A. Gupta, N. Sundaresan. KDD 2018


Peer code review is a best practice in Software Engineering where source code is reviewed manually by one or more peers(reviewers) of the code author. It is widely acceptable both in industry and open-source software (OSS) systems as a process for early detection and reduction of software defects. A larger chunk of reviews given during peer reviews are related to common issues such as coding style, documentations, and best practices. This makes the code review process less effective as reviewers focus less on finding important defects. Hence, there is a need to automatically find such common issues and help reviewers perform focused code reviews. Some of this is solved by rule based systems called linters but they are rigid and needs a lot of manual effort to adapt them for a new issue.
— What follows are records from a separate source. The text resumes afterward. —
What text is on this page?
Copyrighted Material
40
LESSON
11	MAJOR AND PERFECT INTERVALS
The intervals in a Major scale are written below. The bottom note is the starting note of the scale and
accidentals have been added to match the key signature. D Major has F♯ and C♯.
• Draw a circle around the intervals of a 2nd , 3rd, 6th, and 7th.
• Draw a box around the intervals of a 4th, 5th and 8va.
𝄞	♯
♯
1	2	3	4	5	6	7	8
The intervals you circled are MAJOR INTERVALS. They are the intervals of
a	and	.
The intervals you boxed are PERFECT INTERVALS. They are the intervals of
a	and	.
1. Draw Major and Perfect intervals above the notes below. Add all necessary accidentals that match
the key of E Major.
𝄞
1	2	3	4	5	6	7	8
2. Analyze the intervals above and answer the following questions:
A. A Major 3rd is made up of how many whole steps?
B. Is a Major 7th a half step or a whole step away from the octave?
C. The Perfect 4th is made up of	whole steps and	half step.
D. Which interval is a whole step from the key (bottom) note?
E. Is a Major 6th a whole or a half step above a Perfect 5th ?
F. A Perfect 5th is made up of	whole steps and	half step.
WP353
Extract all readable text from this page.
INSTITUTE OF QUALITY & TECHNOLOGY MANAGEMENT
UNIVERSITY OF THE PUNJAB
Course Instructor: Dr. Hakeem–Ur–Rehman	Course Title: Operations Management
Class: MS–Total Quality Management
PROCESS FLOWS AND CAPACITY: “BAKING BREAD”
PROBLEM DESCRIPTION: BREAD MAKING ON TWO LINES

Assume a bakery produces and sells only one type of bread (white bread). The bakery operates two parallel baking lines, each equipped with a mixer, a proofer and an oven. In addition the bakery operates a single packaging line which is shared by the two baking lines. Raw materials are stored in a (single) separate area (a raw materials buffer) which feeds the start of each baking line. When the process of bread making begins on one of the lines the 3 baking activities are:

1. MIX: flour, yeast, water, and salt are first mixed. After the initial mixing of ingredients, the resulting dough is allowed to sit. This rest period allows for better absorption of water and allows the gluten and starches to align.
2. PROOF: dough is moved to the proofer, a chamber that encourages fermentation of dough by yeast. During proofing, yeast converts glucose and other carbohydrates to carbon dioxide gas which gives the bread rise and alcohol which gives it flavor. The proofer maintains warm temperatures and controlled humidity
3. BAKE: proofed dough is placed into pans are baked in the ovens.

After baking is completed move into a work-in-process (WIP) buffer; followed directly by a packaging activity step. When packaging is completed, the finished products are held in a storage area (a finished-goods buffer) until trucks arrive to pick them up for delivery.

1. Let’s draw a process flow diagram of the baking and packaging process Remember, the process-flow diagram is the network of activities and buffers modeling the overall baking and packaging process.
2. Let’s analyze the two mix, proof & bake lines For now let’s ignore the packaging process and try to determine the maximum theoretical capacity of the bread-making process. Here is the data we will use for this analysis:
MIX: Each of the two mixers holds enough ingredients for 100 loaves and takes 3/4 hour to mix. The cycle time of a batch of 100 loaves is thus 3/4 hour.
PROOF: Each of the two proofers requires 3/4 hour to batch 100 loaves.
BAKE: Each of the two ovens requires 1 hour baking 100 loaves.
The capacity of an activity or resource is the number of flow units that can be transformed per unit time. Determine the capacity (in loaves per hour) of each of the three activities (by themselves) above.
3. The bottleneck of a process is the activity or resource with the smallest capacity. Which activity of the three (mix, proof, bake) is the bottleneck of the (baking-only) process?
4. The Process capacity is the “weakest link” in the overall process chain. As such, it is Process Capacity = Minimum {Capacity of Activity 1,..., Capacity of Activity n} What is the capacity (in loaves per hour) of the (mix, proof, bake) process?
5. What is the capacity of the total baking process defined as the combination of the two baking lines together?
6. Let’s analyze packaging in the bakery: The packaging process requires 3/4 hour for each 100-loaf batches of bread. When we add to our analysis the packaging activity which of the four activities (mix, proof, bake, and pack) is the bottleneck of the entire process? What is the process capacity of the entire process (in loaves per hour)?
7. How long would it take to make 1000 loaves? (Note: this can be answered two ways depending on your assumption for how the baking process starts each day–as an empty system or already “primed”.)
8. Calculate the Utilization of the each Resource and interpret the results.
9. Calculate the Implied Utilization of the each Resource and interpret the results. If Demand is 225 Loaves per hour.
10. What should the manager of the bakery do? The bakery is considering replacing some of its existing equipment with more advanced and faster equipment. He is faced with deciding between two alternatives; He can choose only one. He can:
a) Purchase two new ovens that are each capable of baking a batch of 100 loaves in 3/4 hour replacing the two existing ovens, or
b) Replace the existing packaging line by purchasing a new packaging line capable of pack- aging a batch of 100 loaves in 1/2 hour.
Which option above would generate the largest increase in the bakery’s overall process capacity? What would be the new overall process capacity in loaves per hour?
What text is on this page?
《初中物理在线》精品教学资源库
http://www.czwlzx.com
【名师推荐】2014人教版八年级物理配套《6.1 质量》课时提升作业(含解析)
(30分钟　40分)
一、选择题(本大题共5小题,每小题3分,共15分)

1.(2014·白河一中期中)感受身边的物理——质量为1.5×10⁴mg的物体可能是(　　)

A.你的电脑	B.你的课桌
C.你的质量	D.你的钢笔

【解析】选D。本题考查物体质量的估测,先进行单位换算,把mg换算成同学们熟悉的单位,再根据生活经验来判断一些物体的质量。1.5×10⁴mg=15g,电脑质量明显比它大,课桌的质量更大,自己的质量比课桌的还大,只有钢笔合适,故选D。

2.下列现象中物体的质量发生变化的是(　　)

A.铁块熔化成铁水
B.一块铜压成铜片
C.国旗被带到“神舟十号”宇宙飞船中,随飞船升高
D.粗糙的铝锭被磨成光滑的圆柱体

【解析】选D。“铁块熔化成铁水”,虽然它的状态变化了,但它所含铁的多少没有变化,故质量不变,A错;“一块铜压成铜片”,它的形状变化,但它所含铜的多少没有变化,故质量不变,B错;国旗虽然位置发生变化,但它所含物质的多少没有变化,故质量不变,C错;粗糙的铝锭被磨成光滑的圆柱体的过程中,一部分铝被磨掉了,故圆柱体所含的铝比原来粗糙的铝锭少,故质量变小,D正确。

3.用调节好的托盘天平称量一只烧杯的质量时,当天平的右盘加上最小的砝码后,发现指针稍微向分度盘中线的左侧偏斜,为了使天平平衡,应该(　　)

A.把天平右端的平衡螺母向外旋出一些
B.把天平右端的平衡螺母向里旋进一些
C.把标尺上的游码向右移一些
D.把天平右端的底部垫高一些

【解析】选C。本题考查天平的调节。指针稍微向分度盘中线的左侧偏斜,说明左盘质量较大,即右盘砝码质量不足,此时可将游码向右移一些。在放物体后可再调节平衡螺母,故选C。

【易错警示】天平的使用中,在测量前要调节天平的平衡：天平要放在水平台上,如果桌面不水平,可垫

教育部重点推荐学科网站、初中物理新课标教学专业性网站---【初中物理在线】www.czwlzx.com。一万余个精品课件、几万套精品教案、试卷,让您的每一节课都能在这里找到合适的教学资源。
In this work, we present an automatic, flexible, and adaptive code analysis system called DeepCodeReviewer (DCR). DCR learns how to recommend code reviews related to common issues using historical peer reviews and deep learning. DCR uses deep learning to learn review relevance to a code snippet and recommend the right review from a repository of common reviews. DCR is trained on histroical peer reviews available from internal code repositories at Microsoft. Experiments demonstrate strong performance of developed deep learning model in classifying relevant and non-relevant reviews w.r.t to a code snippet, and ranking reviews given a code snippet. We have also evaluated DCR recommentations using a user study and survey. The results of our user study show good acceptance rate and answers of our survey questions are strongly correlated with our system’s goal of making code reviews focused on finding defects.